Врачи придут на уральские заводы за наркоманами и пьяницами с золотыми руками. Тройка топ-наркологов в интервью «Новому Дню» (ФОТО)
О планах вылечить алкоголиков-заводчан, о портрете современного наркомана, расплавленных мозгах и частных реабилитационных центрах, где можно курить, но нельзя думать, «Новому Дню» рассказали главный нарколог региона Олег Забродин, главврач Областной наркологической больницы Антон Поддубный и замглавврача ОНБ по профилактике Андрей Березовский.
Принято считать, что наркомания – меньшее зло для небольших территорий, чем алкоголь. Грубо говоря, в глубинке все бухают, а наркотики – это в Екатеринбурге.
Поддубный: Это миф. Наркотики употребляют везде. Как и алкоголь.
Забродин: Кстати, самогоноварение активно развивается.
Да ладно! Зачем? В алкомаркетах такой ассортимент огромный.
Поддубный: Говорят – натурпродукт. Сам сделал, полезнее.
Забродин: Ага, органический продукт. Сам очисток картофельных положил, дрожжей добавил, сам потом выпил…
Березовский: … и сам в токсикологию поехал.
Забродин: Что касается малых и больших населенных пунктов, наш бич сегодня ‒ это новые виды наркотиков. Синтетика. Сидим мы однажды на заседании антинаркотической комиссии. Заслушивали как раз вопрос про сайты, через которые ее распространяют. И один из членов комиссии говорит: «Да о чем мы разговариваем, если я прямо с телефона, прямо отсюда могу заказать».
И правда – как с этим бороться? Закрыть ТОR? Никак ведь.
Березовский: С этим можно и нужно бороться. Мы, в своей части, как люди, которые занимаются профилактикой и лечением, можем рассказать, чем потом приходится платить тем, кто этим ТОR'ом пользуется (ТОR-браузеры позволяют устанавливать анонимное сетевое соединение, в том числе в обход блокировок, – прим. ред.). Частью души. Чем ужасны современные наркотики? Они сводят с ума. Человека потом очень тяжело реабилитировать. И на реабилитацию тяжело мотивировать. Потому что всякие желания у него угасают, становится туго с волевыми процессами, возникает когнитивный дефицит.
С чем такой эффект связан?
Березовский: Растворяются мозги.
Ну это же очень бытовой термин…
Березовский: Отчего же? Чтобы понять, что происходит, вы идете на рынок, покупаете говяжьи мозги, они очень похожи на человеческие. Покупаете ацетон и капаете им на мозги. И смотрите, что происходит. Они растворяются.
Есть мнение, что современные наркотики еще тем ужасны, что у них очень мощный эффект с первого же применения.
Поддубный: Токсический эффект. Помнишь, был пик передозировок? Были смертельные отравления карфентанилом сравнительно недавно. Появляется на рынке новое вещество. А как концентрацию подбирать?
Опытным путем.
Поддубный: Вот-вот. Они и подбирают на подопытных. Даже бесплатно предлагают, пробники рассылают.
Правильно я понимаю, что в основном эти «модные» наркотики подростки употребляют?

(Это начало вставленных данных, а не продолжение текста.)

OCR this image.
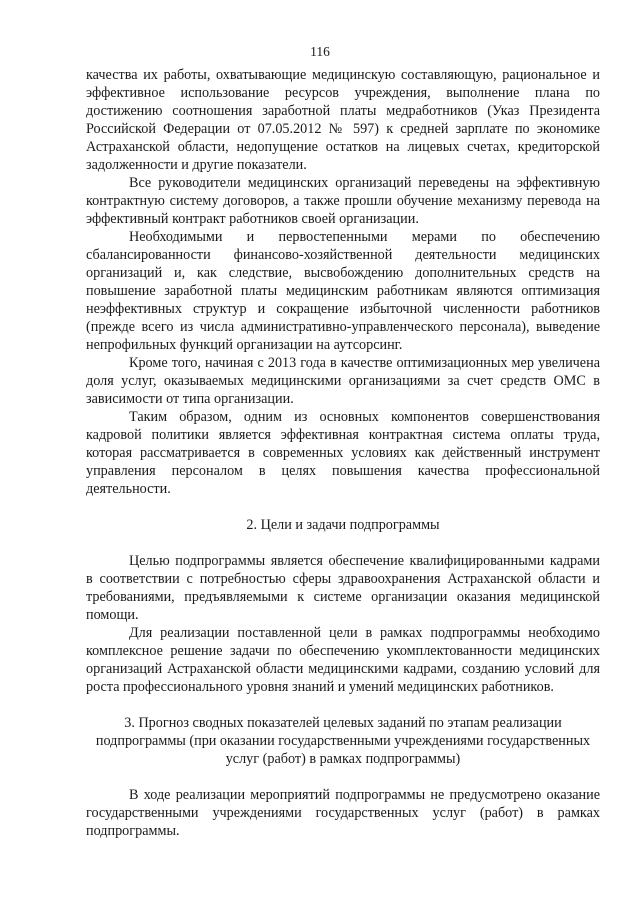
116

качества их работы, охватывающие медицинскую составляющую, рациональное и эффективное использование ресурсов учреждения, выполнение плана по достижению соотношения заработной платы медработников (Указ Президента Российской Федерации от 07.05.2012 № 597) к средней зарплате по экономике Астраханской области, недопущение остатков на лицевых счетах, кредиторской задолженности и другие показатели.

Все руководители медицинских организаций переведены на эффективную контрактную систему договоров, а также прошли обучение механизму перевода на эффективный контракт работников своей организации.

Необходимыми и первостепенными мерами по обеспечению сбалансированности финансово-хозяйственной деятельности медицинских организаций и, как следствие, высвобождению дополнительных средств на повышение заработной платы медицинским работникам являются оптимизация неэффективных структур и сокращение избыточной численности работников (прежде всего из числа административно-управленческого персонала), выведение непрофильных функций организации на аутсорсинг.

Кроме того, начиная с 2013 года в качестве оптимизационных мер увеличена доля услуг, оказываемых медицинскими организациями за счет средств ОМС в зависимости от типа организации.

Таким образом, одним из основных компонентов совершенствования кадровой политики является эффективная контрактная система оплаты труда, которая рассматривается в современных условиях как действенный инструмент управления персоналом в целях повышения качества профессиональной деятельности.

2. Цели и задачи подпрограммы

Целью подпрограммы является обеспечение квалифицированными кадрами в соответствии с потребностью сферы здравоохранения Астраханской области и требованиями, предъявляемыми к системе организации оказания медицинской помощи.

Для реализации поставленной цели в рамках подпрограммы необходимо комплексное решение задачи по обеспечению укомплектованности медицинских организаций Астраханской области медицинскими кадрами, созданию условий для роста профессионального уровня знаний и умений медицинских работников.

3. Прогноз сводных показателей целевых заданий по этапам реализации подпрограммы (при оказании государственными учреждениями государственных услуг (работ) в рамках подпрограммы)

В ходе реализации мероприятий подпрограммы не предусмотрено оказание государственными учреждениями государственных услуг (работ) в рамках подпрограммы.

Забродин: Конечно, они ведь самые активные пользователи интернета. Но тут государство позаботилось, с этого года будут профосмотры среди тех детей, которых нам направят из организованных коллективов ‒ из школ, ПТУ, институтов. Мы раньше сами приходили в школу с тестами. Сейчас в федеральном законе прописана процедура: образование проводит социально-психологическое тестирование, выявляет группы риска и направляет к нам на допобследование.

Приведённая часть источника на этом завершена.